I've been thinking of the WOTBS campaign (which again I cannot give enough praise about) and I came to a slight worry.  I started at the end of June/early July (really can't remember and don't have my gaming notes on hand to reference) and now my party has just finished adventure #3 (description to come in my campaign post).

The concern I have is the speed at which this campaign seems to be going by.  When I started this campaign with my players adventure #5 had just been released.  In the time it took us to get through adventures only 1 new one has come out.  I personally just don't want to see a downtime creep up on my party if we're waiting on an adventure to be released...

Don't worry this isn't a "WORK FASTER" post.  Instead I'm more interested in getting feedback from DM's who have run past adventure 3.  Are the next adventures longer or lend themselves more to lengthy sessions then the rest?  I've done some reading and Adventure #4 really makes me think that I can get some good mileage out of it, while #5 might be a slow one....

What do playtesters / creators have to say about the adventures past #6.  Can we expect some longer adventures to keep us occupied, or are they all about the same general 'gaming length'?


----------



## Primitive Screwhead (Aug 22, 2007)

My group isn't the best to base things on, since this months session should bring us to close adventure #2.... we are averaging 3 sessions per module 

Reading over #3 I saw lots of opportunity to expand into side quests and serious involvement in the refugee problems. I have only skimmed #4 and #5, but it appeared to me that the time in Dassen could be expanded as well. You may have the opposite issue I face.. I am trying to trim the adventures down as much as possible without losing focus of the campaign. You need to flesh things out a bit without losing track of the urgency of the war.


----------



## RangerWickett (Aug 25, 2007)

#7, 8, and 9 should all be about the same length as the previous ones. In terms of gameplay, #3 and 4 are probably the longest in the series because they're very open ended.
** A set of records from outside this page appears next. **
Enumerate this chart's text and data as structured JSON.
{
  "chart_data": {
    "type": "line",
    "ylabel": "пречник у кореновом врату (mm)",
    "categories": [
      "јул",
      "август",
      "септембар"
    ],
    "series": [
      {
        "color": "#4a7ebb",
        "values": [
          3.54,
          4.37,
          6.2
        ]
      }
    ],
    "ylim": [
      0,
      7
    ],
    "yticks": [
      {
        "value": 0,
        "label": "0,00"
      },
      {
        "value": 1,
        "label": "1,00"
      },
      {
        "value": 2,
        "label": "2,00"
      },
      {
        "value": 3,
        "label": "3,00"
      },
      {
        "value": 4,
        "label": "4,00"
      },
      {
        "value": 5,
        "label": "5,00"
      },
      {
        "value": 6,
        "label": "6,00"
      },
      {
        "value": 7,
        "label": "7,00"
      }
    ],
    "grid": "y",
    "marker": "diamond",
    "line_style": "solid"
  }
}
The later adventures all have fairly clear goals, so the games will move as fast as your players' motivation makes them.

Honestly, though, if anything the last 3 adventures will be a bit shorter, because word count of high-level stat blocks sort of limits how much we can put in. 

#7 will be going to layout as soon as we get some final pieces of art in (Gen Con slowed us down), but it's my goal to get 8, 9, and 10 all out before Halloween.


----------